「一番困っているのは大学院生」。政府は若手研究者への支援を
安倍晋三首相は5月6日夜、「安倍首相に質問! みんなが聞きたい新型コロナ対応に答える生放送」に出演。
その中で、京都大学iPS細胞研究所所長の山中伸弥教授は「一番困っているのは大学院生」と、若手研究者への支援を訴えた。
昨日に同様の記事を書いたばかりではあるが、一部内容を紹介したい。
関連記事:「学費減額」に慎重な検討が必要な理由と、今後求められる学生への支援
以下、動画からの引用
(安倍首相が大学生・短大生等への支援策を説明した後)
山中教授:私たちの研究所には、大学院生がたくさんいます。修士課程、博士課程。もしかすると、彼らが一番困っているかもしれません。20代後半、30代の人がいて、結婚もして子どももいる。そういう形で、今バイトもできない。でも、普通の一人暮らしよりずっとお金がかかる。
今、大学院生が(質問の中にも)入っていませんでしたが、大学院生の存在も頭に入れて頂きたい。
もう一点、経済的な支援も大切ですが、本来受けられるべき教育が受けられていない。こちらに対する支援も、先日もオンラインを前倒しでやると言って頂いておりましたが、ぜひ大至急すべての児童・学生さんがオンライン授業を家で受けられる体制に1日も早くなったらいいなと思っています。
馬場典子アナウンサー(司会):大学院生も、先ほど総理が説明した制度(給付型奨学金制度)を活用できるのでしょうか?
安倍首相:これはあくまで学部生(大学院生は対象外)。今後、将来の課題として、大学院も考えていかなければならないと思っています。
山中教授:給付型は、私も学生の時に給付型奨学金を月3万円ぐらい頂いて、本当に助かった。そのお陰で医者になれたようなものなんですが、だいぶ敷居が高い。競争率が高くて、もらえる人が限られていた。ですから、給付型をもらいたいと思っていても、なかなかもらえない人もいる。最近の件数はよくわかっていませんが、できるだけ給付型の奨学金の割合を増やして頂けたら、たくさんの学生さんが助かると思います。

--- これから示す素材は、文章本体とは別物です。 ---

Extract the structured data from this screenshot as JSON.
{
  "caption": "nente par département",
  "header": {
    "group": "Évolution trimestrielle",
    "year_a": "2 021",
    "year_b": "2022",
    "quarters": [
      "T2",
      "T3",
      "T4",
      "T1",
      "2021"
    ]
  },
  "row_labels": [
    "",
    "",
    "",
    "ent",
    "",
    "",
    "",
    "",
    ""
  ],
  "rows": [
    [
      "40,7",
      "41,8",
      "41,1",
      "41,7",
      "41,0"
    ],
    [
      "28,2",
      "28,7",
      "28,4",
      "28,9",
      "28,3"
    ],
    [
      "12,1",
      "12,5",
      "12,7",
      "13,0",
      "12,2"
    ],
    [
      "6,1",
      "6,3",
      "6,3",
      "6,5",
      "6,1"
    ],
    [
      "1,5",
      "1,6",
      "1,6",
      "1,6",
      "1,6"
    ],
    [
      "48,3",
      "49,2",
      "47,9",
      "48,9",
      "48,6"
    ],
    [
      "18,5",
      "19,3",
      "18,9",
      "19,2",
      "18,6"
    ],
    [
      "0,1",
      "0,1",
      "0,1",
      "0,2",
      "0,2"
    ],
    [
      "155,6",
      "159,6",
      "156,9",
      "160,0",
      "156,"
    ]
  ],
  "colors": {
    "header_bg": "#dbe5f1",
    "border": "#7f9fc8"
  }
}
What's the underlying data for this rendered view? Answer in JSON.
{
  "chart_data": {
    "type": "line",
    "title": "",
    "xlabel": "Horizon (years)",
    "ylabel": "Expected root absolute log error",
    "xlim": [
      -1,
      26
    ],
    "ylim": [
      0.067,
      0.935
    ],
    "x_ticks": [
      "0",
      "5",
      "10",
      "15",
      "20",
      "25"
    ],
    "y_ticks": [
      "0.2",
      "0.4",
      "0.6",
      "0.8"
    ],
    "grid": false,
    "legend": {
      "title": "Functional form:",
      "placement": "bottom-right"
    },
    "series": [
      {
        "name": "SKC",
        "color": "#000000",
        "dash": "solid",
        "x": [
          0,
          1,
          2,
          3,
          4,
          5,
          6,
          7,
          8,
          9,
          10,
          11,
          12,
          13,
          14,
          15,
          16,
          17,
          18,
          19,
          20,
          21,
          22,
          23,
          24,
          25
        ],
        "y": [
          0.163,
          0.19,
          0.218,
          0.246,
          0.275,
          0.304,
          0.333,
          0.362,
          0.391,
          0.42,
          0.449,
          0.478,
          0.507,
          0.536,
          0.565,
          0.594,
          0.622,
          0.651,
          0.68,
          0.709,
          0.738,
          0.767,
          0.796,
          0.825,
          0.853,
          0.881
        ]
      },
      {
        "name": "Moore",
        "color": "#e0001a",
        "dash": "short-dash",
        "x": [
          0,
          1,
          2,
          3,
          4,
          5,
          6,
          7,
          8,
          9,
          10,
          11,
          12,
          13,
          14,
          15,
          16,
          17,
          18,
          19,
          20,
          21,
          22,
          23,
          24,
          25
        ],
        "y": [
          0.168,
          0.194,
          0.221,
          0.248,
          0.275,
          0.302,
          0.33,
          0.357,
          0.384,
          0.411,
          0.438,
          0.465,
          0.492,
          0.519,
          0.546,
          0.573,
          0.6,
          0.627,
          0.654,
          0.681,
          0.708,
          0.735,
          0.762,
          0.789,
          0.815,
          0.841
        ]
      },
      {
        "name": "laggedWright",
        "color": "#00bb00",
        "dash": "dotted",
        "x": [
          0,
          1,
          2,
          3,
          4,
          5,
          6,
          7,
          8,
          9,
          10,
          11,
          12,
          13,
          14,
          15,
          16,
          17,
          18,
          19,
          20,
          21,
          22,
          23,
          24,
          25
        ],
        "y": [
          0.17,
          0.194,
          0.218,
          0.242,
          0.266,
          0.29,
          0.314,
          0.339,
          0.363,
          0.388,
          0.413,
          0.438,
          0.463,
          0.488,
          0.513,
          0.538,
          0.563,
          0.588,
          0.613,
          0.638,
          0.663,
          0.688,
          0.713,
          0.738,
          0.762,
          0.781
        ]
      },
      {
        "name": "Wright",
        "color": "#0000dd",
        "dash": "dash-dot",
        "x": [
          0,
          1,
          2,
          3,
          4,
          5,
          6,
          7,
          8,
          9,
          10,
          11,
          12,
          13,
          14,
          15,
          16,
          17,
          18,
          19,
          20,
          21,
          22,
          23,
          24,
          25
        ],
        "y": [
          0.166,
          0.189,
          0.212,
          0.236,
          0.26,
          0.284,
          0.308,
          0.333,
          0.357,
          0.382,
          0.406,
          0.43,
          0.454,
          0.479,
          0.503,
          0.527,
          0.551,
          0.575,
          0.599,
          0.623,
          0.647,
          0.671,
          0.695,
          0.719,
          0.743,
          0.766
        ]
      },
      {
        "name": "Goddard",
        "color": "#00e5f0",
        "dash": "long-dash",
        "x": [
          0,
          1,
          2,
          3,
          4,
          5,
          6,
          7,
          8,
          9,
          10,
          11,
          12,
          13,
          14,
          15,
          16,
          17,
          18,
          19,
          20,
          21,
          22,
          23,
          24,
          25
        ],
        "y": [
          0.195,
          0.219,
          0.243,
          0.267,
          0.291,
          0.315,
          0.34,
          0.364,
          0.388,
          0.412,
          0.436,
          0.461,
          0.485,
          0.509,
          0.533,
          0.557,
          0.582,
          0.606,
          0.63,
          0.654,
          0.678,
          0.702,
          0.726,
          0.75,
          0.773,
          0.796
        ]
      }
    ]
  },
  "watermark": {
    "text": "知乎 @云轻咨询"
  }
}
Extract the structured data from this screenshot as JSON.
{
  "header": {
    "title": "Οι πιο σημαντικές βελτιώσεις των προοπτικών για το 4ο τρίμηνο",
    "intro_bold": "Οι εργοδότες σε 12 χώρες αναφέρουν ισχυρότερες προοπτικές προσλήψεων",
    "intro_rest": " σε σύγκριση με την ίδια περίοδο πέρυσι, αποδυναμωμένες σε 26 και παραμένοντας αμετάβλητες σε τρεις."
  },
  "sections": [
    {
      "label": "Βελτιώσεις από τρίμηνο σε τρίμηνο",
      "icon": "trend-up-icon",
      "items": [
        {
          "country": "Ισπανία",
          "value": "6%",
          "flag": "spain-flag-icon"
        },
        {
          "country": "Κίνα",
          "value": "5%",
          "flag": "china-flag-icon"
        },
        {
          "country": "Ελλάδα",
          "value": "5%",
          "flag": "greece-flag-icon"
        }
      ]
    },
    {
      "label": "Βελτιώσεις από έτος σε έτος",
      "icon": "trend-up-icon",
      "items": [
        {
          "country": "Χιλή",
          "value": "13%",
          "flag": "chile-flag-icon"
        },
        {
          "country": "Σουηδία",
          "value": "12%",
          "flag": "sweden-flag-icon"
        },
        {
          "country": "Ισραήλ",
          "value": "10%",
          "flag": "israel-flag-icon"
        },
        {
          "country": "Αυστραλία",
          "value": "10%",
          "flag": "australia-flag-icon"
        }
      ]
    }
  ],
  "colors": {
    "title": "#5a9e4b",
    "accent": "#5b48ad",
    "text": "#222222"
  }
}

安倍首相:今申し上げた(給付型奨学金の)5400億円という予算は、義務的経費ですから、予算を上回る対象者がいれば、当然それに対して対応していくということになります。そこはご安心頂きたいと思います。
(引用終わり)
「大学院生に対する支援を」、という山中教授の求めに対して、安倍首相は「将来の課題」と、含みのある回答ではあったが、大学院生は学部生以上に、研究環境に大きな支障が生じており、金銭的な支援に加え、オンラインデータベース・電子ジャーナル、電子書籍の拡充、大学/公共図書館の一部開放、非来館型の貸出サービスなど、少しでも研究のしやすい環境を整備してもらいたい。
研究者らの有志でつくるグループ「図書館休館対策プロジェクト」の調査によると、大学や自治体が運営する図書館の休館やサービス縮小が続く中、約6割の学生や研究者らが自らの研究に影響があると回答しており、研究を続けるための支援を求めている。